My life changed at a carol service

First published 18th December 2013

I was burdened with misconceptions. Without Carols in the Park, or a service like it, I'm not sure I would ever have felt able to walk into a church.

A year ago, at an open air carol service, my life changed.

I had been brought up in a Christian household and, though never baptised, believed in a god. However during a long illness starting at the age of 14, I lost my faith.

Science had always been - and continues to be - my passion but there was still something missing. Over the years I tried other faiths, beliefs and theories, reading holy books and eventually settling on a pagan/spiritual outlook.

This viewpoint left me still unsatisfied and I never felt this more strongly than at Christmas. At Christmas I would go with my family to a Christingle service but refuse to enter the church, instead spending time in a nearby pagan shop/meeting place. I never felt anything there and longed to walk back into the church. I can accept now that I was angry with a god that I saw as having abandoned me.

In 2011, I started to question where my beliefs were taking me but never had time to consider it too deeply. Then, late in 2012, another illness struck confining me to bed. I spent this time reading shedding some of my misunderstandings about the meaning of Christianity.

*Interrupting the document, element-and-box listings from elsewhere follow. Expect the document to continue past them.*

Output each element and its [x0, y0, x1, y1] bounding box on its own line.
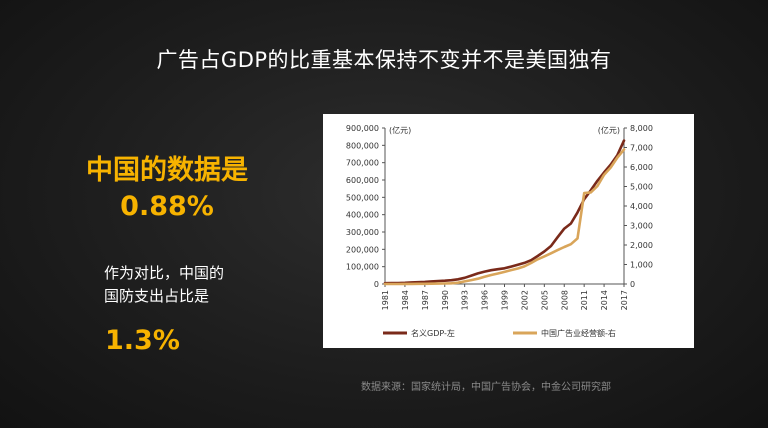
x-tick-label: 1984: [401, 290, 410, 310]
x-tick-label: 1981: [381, 290, 390, 310]
legend-label-ads: 中国广告业经营额-右: [541, 328, 616, 338]
left-unit-label: (亿元): [389, 125, 411, 135]
left-tick-label: 400,000: [346, 211, 379, 220]
slide-title: 广告占GDP的比重基本保持不变并不是美国独有: [156, 48, 612, 72]
data-source-note: 数据来源：国家统计局，中国广告协会，中金公司研究部: [361, 382, 611, 393]
left-tick-label: 700,000: [346, 159, 379, 168]
china-data-value: 0.88%: [120, 191, 214, 222]
left-tick-label: 0: [374, 280, 379, 289]
left-tick-label: 500,000: [346, 193, 379, 202]
series-line-1: [383, 148, 626, 286]
right-tick-label: 8,000: [630, 124, 653, 133]
left-tick-label: 900,000: [346, 124, 379, 133]
left-tick-label: 200,000: [346, 245, 379, 254]
right-tick-label: 3,000: [630, 222, 653, 231]
x-tick-label: 1996: [481, 290, 490, 310]
x-tick-label: 2008: [560, 290, 569, 310]
x-tick-label: 2017: [620, 290, 629, 310]
right-tick-label: 7,000: [630, 144, 653, 153]
right-tick-label: 4,000: [630, 202, 653, 211]
comparison-line-2: 国防支出占比是: [104, 287, 210, 305]
legend-label-gdp: 名义GDP-左: [411, 328, 455, 338]
series-line-0: [383, 139, 626, 285]
right-tick-label: 0: [630, 280, 635, 289]
x-tick-label: 2014: [600, 290, 609, 310]
china-data-label: 中国的数据是: [86, 155, 248, 186]
x-tick-label: 1993: [461, 290, 470, 310]
left-tick-label: 600,000: [346, 176, 379, 185]
right-tick-label: 6,000: [630, 163, 653, 172]
gdp-advertising-chart: 0 100,000 200,000 300,000 400,000 500,000 600,…: [323, 114, 694, 348]
chart-svg: 0 100,000 200,000 300,000 400,000 500,000 600,…: [346, 124, 653, 338]
comparison-text: 作为对比，中国的 国防支出占比是: [104, 262, 284, 308]
right-tick-label: 5,000: [630, 183, 653, 192]
x-tick-label: 2002: [520, 290, 529, 310]
x-tick-label: 1987: [421, 290, 430, 310]
x-tick-label: 2011: [580, 290, 589, 310]
left-tick-label: 800,000: [346, 141, 379, 150]
right-tick-label: 2,000: [630, 241, 653, 250]
defense-share-value: 1.3%: [105, 325, 180, 356]
right-tick-label: 1,000: [630, 261, 653, 270]
x-tick-label: 1999: [501, 290, 510, 310]
left-tick-label: 100,000: [346, 263, 379, 272]
x-tick-label: 2005: [540, 290, 549, 310]
right-unit-label: (亿元): [598, 125, 620, 135]
comparison-line-1: 作为对比，中国的: [104, 264, 225, 282]
x-tick-label: 1990: [441, 290, 450, 310]
left-tick-label: 300,000: [346, 228, 379, 237]
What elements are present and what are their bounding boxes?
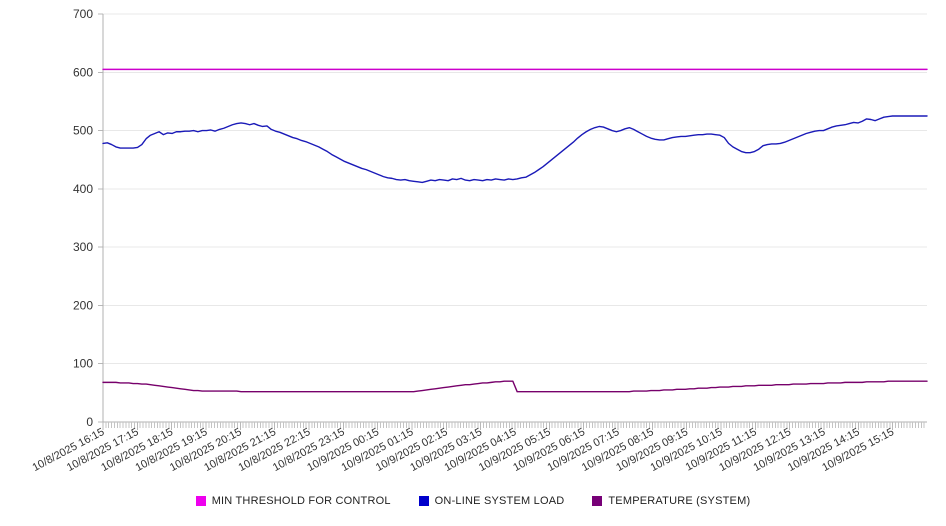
series-line-2 xyxy=(102,115,928,184)
x-tick-marks xyxy=(102,422,925,430)
y-axis-label: 100 xyxy=(73,357,93,371)
y-axis-label: 400 xyxy=(73,182,93,196)
legend-item[interactable]: TEMPERATURE (SYSTEM) xyxy=(592,495,750,507)
y-axis-label: 300 xyxy=(73,240,93,254)
data-series-group xyxy=(102,68,928,393)
y-gridlines: 0 100 200 300 400 500 600 700 xyxy=(73,7,927,429)
legend-item[interactable]: MIN THRESHOLD FOR CONTROL xyxy=(195,495,391,507)
legend-swatch-icon xyxy=(592,496,603,506)
y-axis-label: 200 xyxy=(73,298,93,312)
y-axis-label: 700 xyxy=(73,7,93,21)
y-axis-label: 500 xyxy=(73,124,93,138)
y-axis-label: 600 xyxy=(73,65,93,79)
legend-label: MIN THRESHOLD FOR CONTROL xyxy=(211,495,391,507)
y-axis-label: 0 xyxy=(86,415,93,429)
legend-swatch-icon xyxy=(418,496,429,506)
chart-legend: MIN THRESHOLD FOR CONTROL ON-LINE SYSTEM … xyxy=(0,495,946,507)
legend-swatch-icon xyxy=(195,496,206,506)
legend-label: TEMPERATURE (SYSTEM) xyxy=(608,495,751,507)
series-line-3 xyxy=(102,380,928,393)
legend-item[interactable]: ON-LINE SYSTEM LOAD xyxy=(418,495,565,507)
legend-label: ON-LINE SYSTEM LOAD xyxy=(434,495,565,507)
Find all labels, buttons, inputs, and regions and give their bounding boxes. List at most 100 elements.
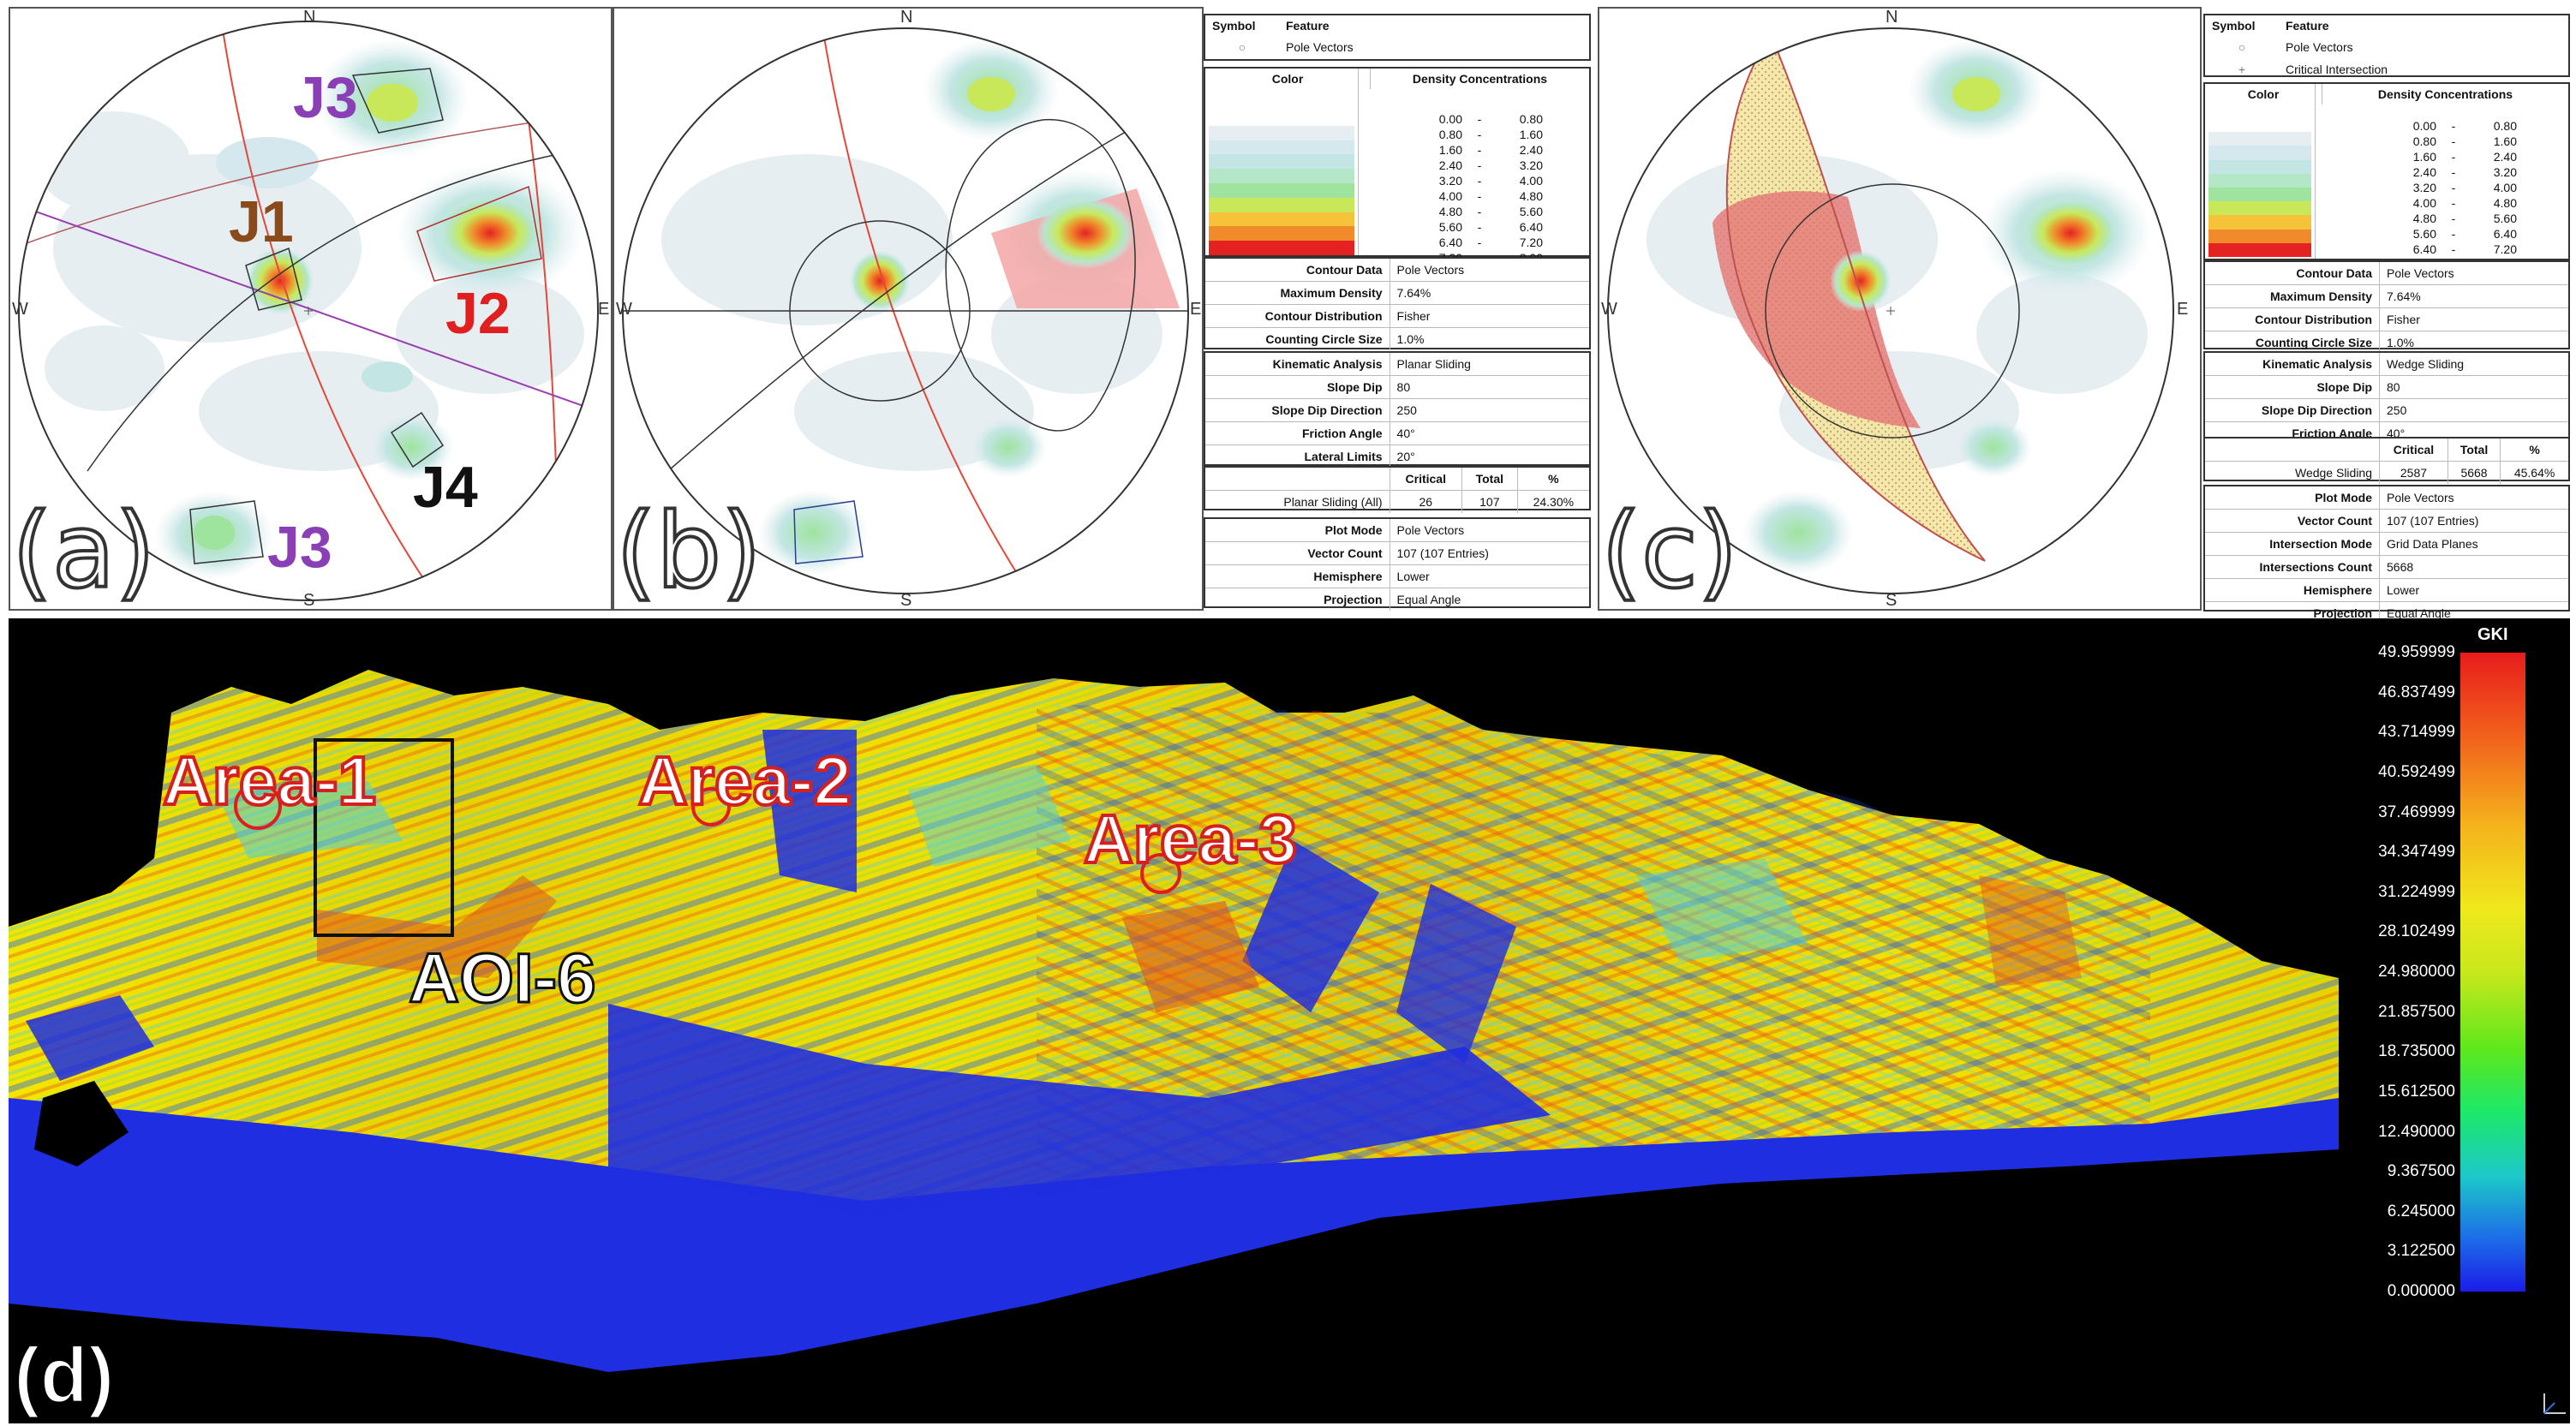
kv-key: Plot Mode <box>2205 486 2381 510</box>
density-range-row: 1.60 - 2.40 <box>1411 142 1548 158</box>
kv-key: Slope Dip <box>2205 375 2381 399</box>
critical-intersection-symbol-icon: + <box>2238 63 2246 76</box>
compass-north: N <box>900 8 913 27</box>
density-range-row: 2.40 - 3.20 <box>1411 158 1548 173</box>
kv-key: Intersection Mode <box>2205 532 2381 556</box>
density-ranges-c: 0.00-0.80 0.80-1.60 1.60-2.40 2.40-3.20 3.20… <box>2385 118 2522 272</box>
density-swatch <box>1209 212 1354 227</box>
kv-key: Slope Dip Direction <box>2205 398 2381 422</box>
density-swatch <box>1209 125 1354 140</box>
kv-key: Contour Data <box>1205 259 1390 282</box>
range-from: 6.40 <box>1438 236 1462 249</box>
range-to: 1.60 <box>1519 128 1543 141</box>
density-swatch <box>1209 226 1354 242</box>
total-count: 5668 <box>2447 461 2501 484</box>
kv-row: Contour Data Pole Vectors <box>1205 259 1589 282</box>
density-swatch <box>1209 140 1354 155</box>
stereonet-a-graphic <box>18 21 599 601</box>
range-from: 5.60 <box>2412 227 2436 241</box>
kv-value: 7.64% <box>2379 284 2568 308</box>
total-header: Total <box>2447 439 2501 462</box>
range-from: 0.80 <box>2412 134 2436 148</box>
density-swatch <box>2208 132 2311 146</box>
area-3-label: Area-3 <box>1082 801 1299 877</box>
kv-row: Vector Count 107 (107 Entries) <box>1205 541 1589 565</box>
joint-label-j4: J4 <box>413 455 478 520</box>
area-2-label: Area-2 <box>637 743 853 819</box>
density-range-row: 4.00 - 4.80 <box>2385 195 2522 211</box>
density-header: Density Concentrations <box>2377 87 2513 101</box>
legend-table-c: Symbol Feature ○ Pole Vectors + Critical In… <box>2203 14 2570 77</box>
kv-value: 1.0% <box>1390 327 1589 350</box>
total-count: 107 <box>1461 490 1518 513</box>
range-sep: - <box>1477 220 1482 234</box>
range-sep: - <box>2451 242 2456 256</box>
kv-row: Plot Mode Pole Vectors <box>2205 486 2568 510</box>
compass-south: S <box>900 591 912 610</box>
kv-key: Maximum Density <box>1205 281 1390 305</box>
kv-key: Vector Count <box>1205 541 1390 565</box>
density-range-row: 2.40 - 3.20 <box>2385 164 2522 180</box>
plot-table-c: Plot Mode Pole Vectors Vector Count 107 (10… <box>2203 485 2570 624</box>
density-swatch <box>2208 215 2311 230</box>
legend-critical-intersection: Critical Intersection <box>2286 63 2388 76</box>
gki-tick-label: 34.347499 <box>2378 843 2455 862</box>
compass-west: W <box>12 300 28 319</box>
panel-letter-d: (d) <box>12 1332 115 1419</box>
density-color-swatches <box>1209 111 1354 255</box>
kv-row: Counting Circle Size 1.0% <box>1205 327 1589 350</box>
range-from: 2.40 <box>1438 158 1462 172</box>
range-to: 1.60 <box>2493 134 2517 148</box>
kv-value: 80 <box>1390 375 1589 399</box>
critical-row-name: Planar Sliding (All) <box>1205 490 1390 513</box>
kv-value: Wedge Sliding <box>2387 357 2465 371</box>
range-sep: - <box>1477 205 1482 218</box>
kv-key: Friction Angle <box>1205 421 1390 445</box>
critical-row-name: Wedge Sliding <box>2205 461 2380 484</box>
color-header: Color <box>1205 69 1371 89</box>
pointcloud-panel-d: Area-1 Area-2 Area-3 AOI-6 (d) GKI 49.95… <box>9 618 2570 1423</box>
critical-percent: 24.30% <box>1516 490 1589 513</box>
kv-value: 250 <box>2379 398 2568 422</box>
kv-key: Contour Data <box>2205 262 2381 285</box>
kv-key: Counting Circle Size <box>2205 331 2381 354</box>
range-to: 5.60 <box>2493 212 2517 225</box>
contour-table-b: Contour Data Pole Vectors Maximum Density 7… <box>1204 257 1591 350</box>
range-sep: - <box>1477 174 1482 188</box>
critical-header: Critical <box>1389 468 1462 491</box>
kv-key: Hemisphere <box>2205 578 2381 602</box>
kv-row: Friction Angle 40° <box>1205 421 1589 445</box>
kv-row: Intersections Count 5668 <box>2205 555 2568 579</box>
feature-header: Feature <box>2286 19 2329 33</box>
density-table-b: Color Density Concentrations 0.00-0.80 0.8… <box>1204 67 1591 265</box>
gki-tick-label: 6.245000 <box>2387 1202 2455 1220</box>
range-sep: - <box>1477 143 1482 157</box>
gki-colorbar-title: GKI <box>2477 625 2508 644</box>
density-swatch <box>1209 197 1354 212</box>
range-sep: - <box>1477 189 1482 203</box>
range-to: 4.00 <box>2493 181 2517 194</box>
kv-row: Hemisphere Lower <box>2205 578 2568 602</box>
kv-value: 107 (107 Entries) <box>1390 541 1589 565</box>
density-range-row: 0.00 - 0.80 <box>2385 118 2522 134</box>
density-table-c: Color Density Concentrations 0.00-0.80 0.8… <box>2203 82 2570 271</box>
kv-value: 20° <box>1390 445 1589 468</box>
kv-row: Lateral Limits 20° <box>1205 445 1589 468</box>
compass-east: E <box>1190 300 1202 319</box>
aoi-6-label: AOI-6 <box>408 940 598 1017</box>
density-range-row: 3.20 - 4.00 <box>2385 180 2522 195</box>
range-to: 3.20 <box>2493 165 2517 179</box>
range-to: 7.20 <box>1519 236 1543 249</box>
kv-row: Contour Distribution Fisher <box>1205 304 1589 328</box>
range-sep: - <box>2451 212 2456 225</box>
kv-row: Contour Distribution Fisher <box>2205 307 2568 331</box>
percent-header: % <box>1516 468 1589 491</box>
kv-value: Fisher <box>1390 304 1589 328</box>
kv-value: 1.0% <box>2379 331 2568 354</box>
kv-key: Slope Dip Direction <box>1205 398 1390 422</box>
stereonet-panel-c: N S E W (c) <box>1598 7 2202 611</box>
gki-tick-label: 40.592499 <box>2378 762 2455 781</box>
density-swatch <box>2208 118 2311 133</box>
range-sep: - <box>2451 196 2456 210</box>
range-to: 0.80 <box>2493 119 2517 133</box>
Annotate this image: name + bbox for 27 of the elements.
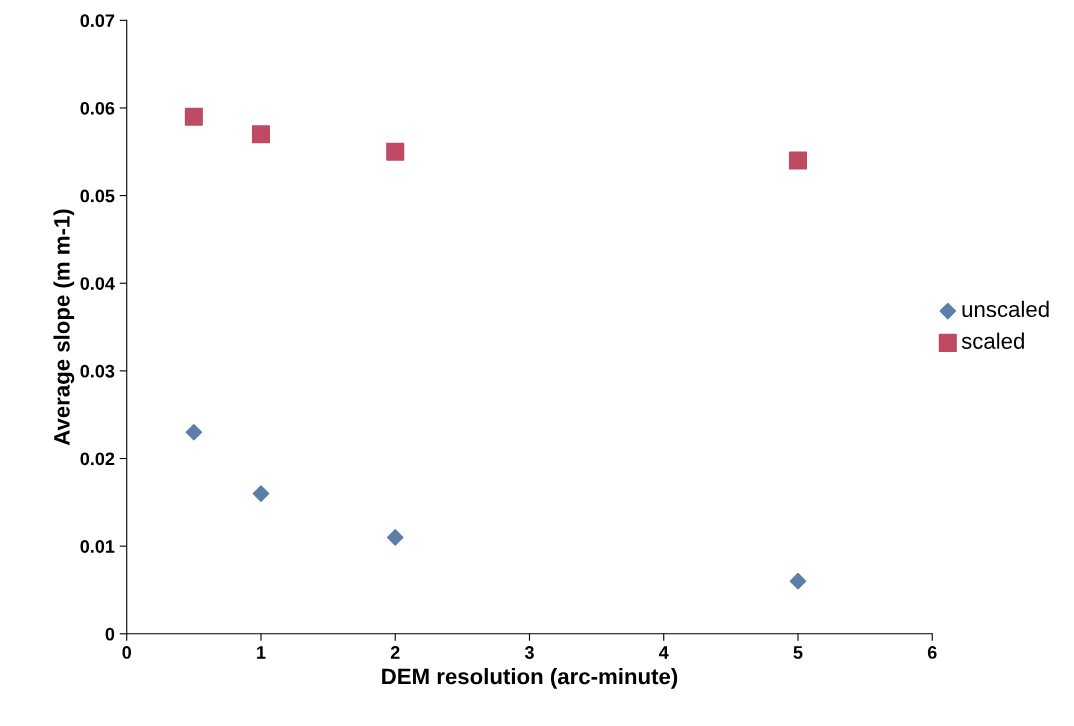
legend-label: scaled	[961, 332, 1024, 349]
x-tick-label: 5	[793, 646, 803, 659]
point	[185, 423, 203, 441]
x-tick-label: 0	[122, 646, 132, 659]
point	[788, 151, 808, 170]
point	[789, 572, 807, 590]
x-tick-label: 1	[257, 646, 266, 659]
y-tick-label: 0.07	[80, 14, 115, 28]
point	[251, 125, 271, 144]
y-tick-label: 0.02	[80, 452, 115, 466]
x-tick-label: 4	[658, 646, 669, 659]
y-tick-label: 0.06	[80, 101, 115, 115]
y-tick-label: 0.01	[80, 540, 115, 553]
point	[252, 485, 270, 502]
legend-label: unscaled	[962, 300, 1049, 318]
x-axis-title: DEM resolution (arc-minute)	[382, 667, 678, 689]
x-tick-label: 6	[927, 646, 937, 659]
y-tick-label: 0	[105, 627, 115, 641]
y-tick-label: 0.04	[80, 277, 115, 290]
point	[386, 142, 405, 161]
y-tick-label: 0.05	[80, 189, 115, 203]
y-tick-label: 0.03	[80, 364, 115, 378]
x-tick-label: 3	[524, 646, 534, 659]
x-tick-label: 2	[390, 646, 400, 659]
point	[184, 107, 203, 126]
y-axis-title: Average slope (m m-1)	[53, 209, 75, 446]
point	[386, 529, 404, 546]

That Christmas, I attended Carols in the Park, an event run by Parish of Bishopston & St Andrews and the Vineyard Church in St Andrews Park and went into the church after where they were offering hospitality.

I felt like I had come home. The prodigal son made sense. God hadn't abandoned me but I had abandoned him. As I sat there I knew what I had to do and told a member of the church family that I wanted to be baptised.

This past year has been incredible. I have never felt so alive, so calm and so happy. My journey with Christ continues and I love every moment of it.

Without Carols in the Park, or another service like it, I'm not sure I would ever have felt able to walk into a church. I was burdened with misconceptions. The popular idea of the judgemental church. A pagan and a scientist? I felt like public enemy number one!

However, the reality of what I found couldn't have been more different. I believe to someone who hasn't been to a church lately the truth of what it's like may be almost as shocking as the Sermon on the Mount was 2000 years ago!

At St Bart's Church I've found friendship, humour, support; but most of all that unending love that Christianity espouses. This isn't the cloying artificial love of Christians in sitcoms but a genuine desire to help people, to care about them and make life better for everyone.



About the author

James is studying for a degree in Biology in Bristol.